Items (i) to (iv) indicate that the Malay is racially conscious and highly religion bound. Items (v) to (viii) reveal his racism and religious tendencies. They in turn at least partially explain the favourite Malay ideology 'untuk agama, bangsa dan negara'.

They have also been personified by the ketuanan Melayu entity, and giving rise to the Perkasa movement.

Doubters to this contention might wish to counter check: Are ketuanan Melayu and Perkasa not ethnocentric? They are for championing 'Malay rights' when the constitution says it's only Malay 'special privileges'.

They are also non-scientific for championing Islam, or at least the government-approved version of Islam: Sunni sect, Imam Shafie line, and until recently, Islam Hadhari variety.

Who then are ketuanan Melayu members? To me, the ketuanan Melayu entity comprises those who generally harbour the eight features just mentioned above. As individuals they are:

i) The ruling party members, especially Umno leaders;

ii) The civil servants running the government machinery;

iii) The officers and personnel running government agencies like the police, military, customs, immigration, etc.;

iv) The ulama whose job is to protect and propagate Islam;

v) Political chiefs aspiring to get to the top of the party ladder.

It's eerie to think the obvious - that this list would net almost the entire educated, urban, middle class, Malay population. And they are the embodiment of the Malay problem!

In other words, the root, core, essence of the Malay problem is the Malay collective culture!

Shameful performance

How has this collective culture been performing as the top leaders and managers of the country? Well, unless I am grossly wrong, you can't create something good out of something rotten. Ketuanan Melayu (i.e. racism and religious fundamentalism) to me is something definitely rotten. So Malay supremacy has been able to create in the last decade or so the following:

a) Bending the laws to suit Malay interests. In this case the constitution has been amended a record 40 times (with 650 individual amendments) since 1957. Compare this with the US that has amended its constitution about 27 times since its founding. Or, Singapore, four times. Racism is institutionalised in this country!

b) Breaking the thin line between Syariah and civil laws. The supremacy of the constitution has been eroded.

c. Breaking down of institutions like the check and balance features of democratic governance. Democracy is all but dead. Have the periodic general elections, and that's it, democracy is observed. Whatever happens in between is another matter altogether.

d) The flagrant use of lies, deceit, hooliganism on the part of the ruling elite against its own people. There is this massive breaking down of individual and public morality.

There are countless thousands of others.

We come back to Dahan's wisdom. Now that we have re-acquainted ourselves with the Malay problem, how do we go about solving it?

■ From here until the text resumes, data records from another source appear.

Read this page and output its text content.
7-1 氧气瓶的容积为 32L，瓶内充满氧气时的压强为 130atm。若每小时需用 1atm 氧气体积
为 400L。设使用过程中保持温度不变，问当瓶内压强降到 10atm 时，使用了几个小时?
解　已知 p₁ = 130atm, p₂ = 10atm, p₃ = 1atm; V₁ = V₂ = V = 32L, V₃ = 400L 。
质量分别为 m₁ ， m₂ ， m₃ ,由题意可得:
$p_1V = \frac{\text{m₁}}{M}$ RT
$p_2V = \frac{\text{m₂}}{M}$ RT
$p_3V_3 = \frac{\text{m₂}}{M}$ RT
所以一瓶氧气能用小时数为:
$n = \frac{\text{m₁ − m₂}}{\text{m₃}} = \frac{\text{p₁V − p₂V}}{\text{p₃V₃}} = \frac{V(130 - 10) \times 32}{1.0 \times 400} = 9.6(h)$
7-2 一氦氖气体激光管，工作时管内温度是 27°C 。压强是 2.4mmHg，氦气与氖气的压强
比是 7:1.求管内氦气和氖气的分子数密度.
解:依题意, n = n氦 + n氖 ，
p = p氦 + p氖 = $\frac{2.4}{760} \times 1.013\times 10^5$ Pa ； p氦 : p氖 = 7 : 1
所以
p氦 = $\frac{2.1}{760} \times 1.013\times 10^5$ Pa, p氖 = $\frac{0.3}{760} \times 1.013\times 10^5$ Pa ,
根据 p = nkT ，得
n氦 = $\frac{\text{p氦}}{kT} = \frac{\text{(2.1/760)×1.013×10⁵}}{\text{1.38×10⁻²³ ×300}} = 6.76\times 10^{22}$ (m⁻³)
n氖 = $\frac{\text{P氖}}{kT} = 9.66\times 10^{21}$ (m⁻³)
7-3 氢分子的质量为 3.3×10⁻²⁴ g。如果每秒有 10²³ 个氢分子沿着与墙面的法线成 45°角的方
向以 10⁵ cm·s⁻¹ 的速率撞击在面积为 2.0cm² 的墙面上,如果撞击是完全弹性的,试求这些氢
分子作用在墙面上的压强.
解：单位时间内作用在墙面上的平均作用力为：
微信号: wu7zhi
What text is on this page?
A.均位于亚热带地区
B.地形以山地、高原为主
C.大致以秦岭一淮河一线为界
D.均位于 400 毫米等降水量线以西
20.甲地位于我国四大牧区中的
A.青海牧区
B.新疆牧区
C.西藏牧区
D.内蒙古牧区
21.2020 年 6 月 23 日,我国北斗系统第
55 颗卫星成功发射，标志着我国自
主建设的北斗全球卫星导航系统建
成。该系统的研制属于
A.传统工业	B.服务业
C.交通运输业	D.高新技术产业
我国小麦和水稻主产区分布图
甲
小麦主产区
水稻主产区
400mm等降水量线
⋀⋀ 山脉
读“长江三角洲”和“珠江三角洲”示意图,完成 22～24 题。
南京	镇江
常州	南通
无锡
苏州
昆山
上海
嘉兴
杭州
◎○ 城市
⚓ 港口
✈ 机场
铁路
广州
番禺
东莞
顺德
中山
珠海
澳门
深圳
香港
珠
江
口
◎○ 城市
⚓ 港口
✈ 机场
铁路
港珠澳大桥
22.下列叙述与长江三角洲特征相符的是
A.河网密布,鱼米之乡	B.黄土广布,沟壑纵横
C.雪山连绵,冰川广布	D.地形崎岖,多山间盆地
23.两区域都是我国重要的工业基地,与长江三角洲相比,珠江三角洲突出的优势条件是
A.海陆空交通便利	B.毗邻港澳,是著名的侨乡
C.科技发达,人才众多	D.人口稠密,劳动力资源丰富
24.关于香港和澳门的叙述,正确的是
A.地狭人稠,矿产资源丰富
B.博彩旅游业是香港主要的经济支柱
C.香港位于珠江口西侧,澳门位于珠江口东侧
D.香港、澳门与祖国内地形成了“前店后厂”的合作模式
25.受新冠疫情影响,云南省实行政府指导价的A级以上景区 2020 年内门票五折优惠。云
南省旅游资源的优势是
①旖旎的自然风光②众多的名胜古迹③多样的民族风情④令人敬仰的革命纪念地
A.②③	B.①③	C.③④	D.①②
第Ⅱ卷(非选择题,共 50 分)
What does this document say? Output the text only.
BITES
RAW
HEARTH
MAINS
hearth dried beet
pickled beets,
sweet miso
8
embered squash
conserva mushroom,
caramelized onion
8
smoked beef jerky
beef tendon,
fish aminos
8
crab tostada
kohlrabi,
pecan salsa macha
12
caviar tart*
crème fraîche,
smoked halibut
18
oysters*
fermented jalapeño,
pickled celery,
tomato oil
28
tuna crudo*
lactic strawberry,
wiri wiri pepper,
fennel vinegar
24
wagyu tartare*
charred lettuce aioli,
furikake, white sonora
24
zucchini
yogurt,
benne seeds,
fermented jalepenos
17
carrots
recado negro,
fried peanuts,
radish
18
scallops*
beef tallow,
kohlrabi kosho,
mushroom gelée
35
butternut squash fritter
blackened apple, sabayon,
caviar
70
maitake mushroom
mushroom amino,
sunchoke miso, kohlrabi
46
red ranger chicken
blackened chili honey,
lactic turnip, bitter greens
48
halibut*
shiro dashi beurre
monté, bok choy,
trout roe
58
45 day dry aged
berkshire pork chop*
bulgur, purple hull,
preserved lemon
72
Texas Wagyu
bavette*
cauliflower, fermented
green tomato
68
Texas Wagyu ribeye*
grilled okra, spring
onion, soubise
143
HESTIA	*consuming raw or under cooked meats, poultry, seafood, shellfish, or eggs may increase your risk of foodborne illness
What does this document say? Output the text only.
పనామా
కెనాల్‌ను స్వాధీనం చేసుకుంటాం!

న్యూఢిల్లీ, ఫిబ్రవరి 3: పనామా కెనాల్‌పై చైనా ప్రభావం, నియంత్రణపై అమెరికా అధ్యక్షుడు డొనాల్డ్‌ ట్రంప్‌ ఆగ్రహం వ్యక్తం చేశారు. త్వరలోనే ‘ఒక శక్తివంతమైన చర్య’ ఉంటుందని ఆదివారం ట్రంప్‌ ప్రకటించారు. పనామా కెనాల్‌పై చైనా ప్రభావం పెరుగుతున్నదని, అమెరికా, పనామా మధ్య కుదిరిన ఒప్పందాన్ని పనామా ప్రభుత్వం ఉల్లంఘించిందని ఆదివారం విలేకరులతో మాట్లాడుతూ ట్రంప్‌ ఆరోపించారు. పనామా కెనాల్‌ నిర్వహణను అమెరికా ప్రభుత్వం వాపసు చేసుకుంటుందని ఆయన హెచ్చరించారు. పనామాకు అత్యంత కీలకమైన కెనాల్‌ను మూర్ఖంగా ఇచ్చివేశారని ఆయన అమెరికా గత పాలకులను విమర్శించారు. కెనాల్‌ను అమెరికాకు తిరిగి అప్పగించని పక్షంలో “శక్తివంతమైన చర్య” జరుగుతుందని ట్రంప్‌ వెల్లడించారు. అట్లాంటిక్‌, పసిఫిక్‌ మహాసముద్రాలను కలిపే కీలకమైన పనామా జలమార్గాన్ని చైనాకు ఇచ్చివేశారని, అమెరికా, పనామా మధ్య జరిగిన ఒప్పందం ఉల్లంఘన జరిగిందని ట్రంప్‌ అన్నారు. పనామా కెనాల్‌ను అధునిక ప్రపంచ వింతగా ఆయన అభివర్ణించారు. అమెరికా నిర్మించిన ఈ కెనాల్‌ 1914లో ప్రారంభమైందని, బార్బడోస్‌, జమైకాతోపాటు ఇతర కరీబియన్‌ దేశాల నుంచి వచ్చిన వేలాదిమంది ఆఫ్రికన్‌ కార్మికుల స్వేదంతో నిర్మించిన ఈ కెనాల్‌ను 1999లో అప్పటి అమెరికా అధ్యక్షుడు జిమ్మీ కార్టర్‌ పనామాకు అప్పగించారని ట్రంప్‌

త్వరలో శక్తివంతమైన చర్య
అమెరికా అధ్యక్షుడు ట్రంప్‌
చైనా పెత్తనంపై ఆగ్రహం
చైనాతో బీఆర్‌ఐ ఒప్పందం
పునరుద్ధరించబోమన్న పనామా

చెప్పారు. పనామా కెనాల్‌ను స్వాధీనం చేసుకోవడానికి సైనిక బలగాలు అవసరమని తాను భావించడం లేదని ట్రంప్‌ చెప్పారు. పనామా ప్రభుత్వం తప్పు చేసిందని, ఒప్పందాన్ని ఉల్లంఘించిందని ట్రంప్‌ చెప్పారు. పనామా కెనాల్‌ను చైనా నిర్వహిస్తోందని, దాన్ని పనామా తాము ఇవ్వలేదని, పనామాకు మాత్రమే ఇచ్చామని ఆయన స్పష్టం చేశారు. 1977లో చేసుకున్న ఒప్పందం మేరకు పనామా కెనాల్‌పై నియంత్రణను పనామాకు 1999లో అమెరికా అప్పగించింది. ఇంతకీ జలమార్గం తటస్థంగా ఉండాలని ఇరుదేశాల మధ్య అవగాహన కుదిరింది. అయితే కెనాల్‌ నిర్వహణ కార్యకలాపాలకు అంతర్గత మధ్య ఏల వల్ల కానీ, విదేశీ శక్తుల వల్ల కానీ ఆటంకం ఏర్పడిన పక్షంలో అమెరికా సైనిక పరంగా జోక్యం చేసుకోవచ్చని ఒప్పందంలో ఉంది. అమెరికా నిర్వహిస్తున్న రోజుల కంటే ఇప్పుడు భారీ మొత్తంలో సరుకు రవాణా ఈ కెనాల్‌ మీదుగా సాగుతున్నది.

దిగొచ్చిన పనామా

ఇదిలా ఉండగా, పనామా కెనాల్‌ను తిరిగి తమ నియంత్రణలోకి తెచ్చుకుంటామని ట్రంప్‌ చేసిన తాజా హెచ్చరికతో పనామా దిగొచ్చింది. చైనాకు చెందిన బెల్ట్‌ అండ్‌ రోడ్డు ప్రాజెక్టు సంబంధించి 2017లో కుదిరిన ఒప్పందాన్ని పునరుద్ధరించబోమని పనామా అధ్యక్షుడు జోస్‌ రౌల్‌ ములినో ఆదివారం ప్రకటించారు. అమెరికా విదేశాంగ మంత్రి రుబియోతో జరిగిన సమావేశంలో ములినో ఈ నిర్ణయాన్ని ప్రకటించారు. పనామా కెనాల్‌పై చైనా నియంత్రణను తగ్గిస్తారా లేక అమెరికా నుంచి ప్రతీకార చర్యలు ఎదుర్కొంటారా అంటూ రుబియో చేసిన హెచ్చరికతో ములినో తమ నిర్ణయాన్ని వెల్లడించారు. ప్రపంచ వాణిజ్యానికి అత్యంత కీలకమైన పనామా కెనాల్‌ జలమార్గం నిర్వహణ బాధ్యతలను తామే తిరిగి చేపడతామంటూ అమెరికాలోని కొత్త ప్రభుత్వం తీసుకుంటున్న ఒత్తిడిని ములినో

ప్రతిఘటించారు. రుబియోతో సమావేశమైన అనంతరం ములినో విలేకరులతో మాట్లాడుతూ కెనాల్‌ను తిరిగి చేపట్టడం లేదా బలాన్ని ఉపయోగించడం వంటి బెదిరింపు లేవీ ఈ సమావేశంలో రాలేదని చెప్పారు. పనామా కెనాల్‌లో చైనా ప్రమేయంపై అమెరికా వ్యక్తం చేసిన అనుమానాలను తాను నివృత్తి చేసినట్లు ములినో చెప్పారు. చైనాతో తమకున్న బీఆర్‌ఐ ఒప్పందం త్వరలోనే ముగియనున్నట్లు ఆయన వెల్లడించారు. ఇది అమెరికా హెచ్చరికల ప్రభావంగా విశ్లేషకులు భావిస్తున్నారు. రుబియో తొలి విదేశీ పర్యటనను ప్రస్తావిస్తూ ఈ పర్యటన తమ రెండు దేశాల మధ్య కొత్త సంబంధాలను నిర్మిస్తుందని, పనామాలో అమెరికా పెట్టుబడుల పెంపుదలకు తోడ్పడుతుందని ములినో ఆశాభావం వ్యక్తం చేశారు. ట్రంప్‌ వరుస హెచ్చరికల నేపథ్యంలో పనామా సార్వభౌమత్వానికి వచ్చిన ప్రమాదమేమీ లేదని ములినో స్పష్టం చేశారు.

This is no easy task for the obstacles are enormous. On the one side we have a people under the ketuanan Melayu ambit digging deep into the fortress of race and religion and not at all ashamed to use the political power available at its disposal. To the Malay, the saying that the ends justify the means is enshrined in gold.

The government and ketuanan Melayu are not about to let go easily. They are deep in the quagmire of lies, deceit, corruption, even sin and criminality. Only by them staying in power will they be able to prevent the law from taking its course.

On the other side we have the 21st century world demanding a 21st century open and flexible mind. Some of them are: Technical ability, professionalism, openness, honesty, fairness, justice, morality, transparency, responsibility, accountability and integrity.